Optimisation, Optimisation, Optimisation

The reason why the turbo behaviour has yet to be decided, or at least communicated to the press, is that AMD is fervently working on optimising two facets of SenseMi: Pure Power and Precision Boost.

'We have embedded a number of smarts into Ryzen,' said Mark Papermaster, AMD CTO, during the Sonoma press briefings. Speaking specifically of Pure Power, it provides a closed-loop control system whose aim is to maximise both the performance and efficiency of the chip. Hundreds of real-time sensors are constantly monitoring the temperature, voltage and performance on each IP block and feeding it all back to an overarching system management unit, which then adjusts parameters accordingly.

'Running this closed-loop monitoring system, thus optimising the processor, pushes you down the curve (in the left-hand picture),' said Papermaster, meaning that a set speed can be achieved with lower voltage or, conversely, higher frequencies without jacking up the juice, compared to unoptimised silicon. 'It is milliwatt-accurate, it is millivolt-accurate, it is degree-accurate in temperature,' he added. There is nothing fundamentally new in this technology, as it is liberally applied to modern GPUs as well as CPUs in the pursuit of efficiency, though the intimation is that AMD is wringing out more from the silicon than ever before. We'll know more of the actual workings of SenseMi in upcoming briefings.

Going hand in hand with Pure Power is Precision Boost, which adds to the former by tapping into the silicon reserves of the chip and pushing frequency higher when there is scope to do so. It will be Precision Boost that sets the final clocks per core. It is akin to Nvidia's GPU Boost in many ways, with the aim of pulling the best performance/voltage curve. It's pretty accurate, too, with increments of just 25MHz, so don't be surprised to see a Ryzen processor running at, say, 3.875GHz.

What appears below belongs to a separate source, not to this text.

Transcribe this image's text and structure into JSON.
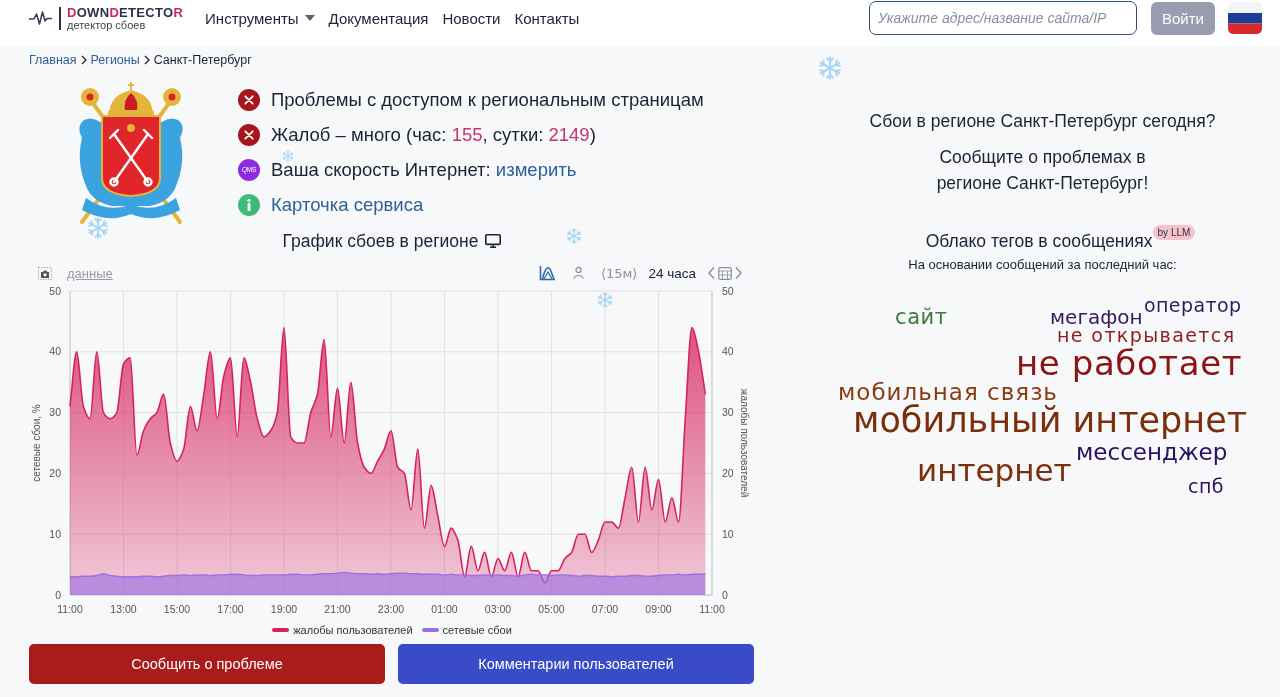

Finally, on the frequency front, AMD is 'unleashing the enthusiast,' offered Papermaster. For those of you who have sophisticated cooling systems which keep temperatures in check, we are going to take such cooling into account and let you push the Ryzen chips further, under the auspice of eXtended Frequency Range (XFR), he went on the mention. It's another way of saying the top-tier Ryzen chips are effectively unlocked. Again, the fine-grained details will be divulged at a later event.

Getting the most out of Ryzen on every clock cycle, AMD is harnessing 'Neural Net Prediction.' This is just a fancy name for heavily improved and tweaked branch prediction at the front-end of the chip, necessary as the Ryzen processor is wider in a throughput sense than incumbent FX.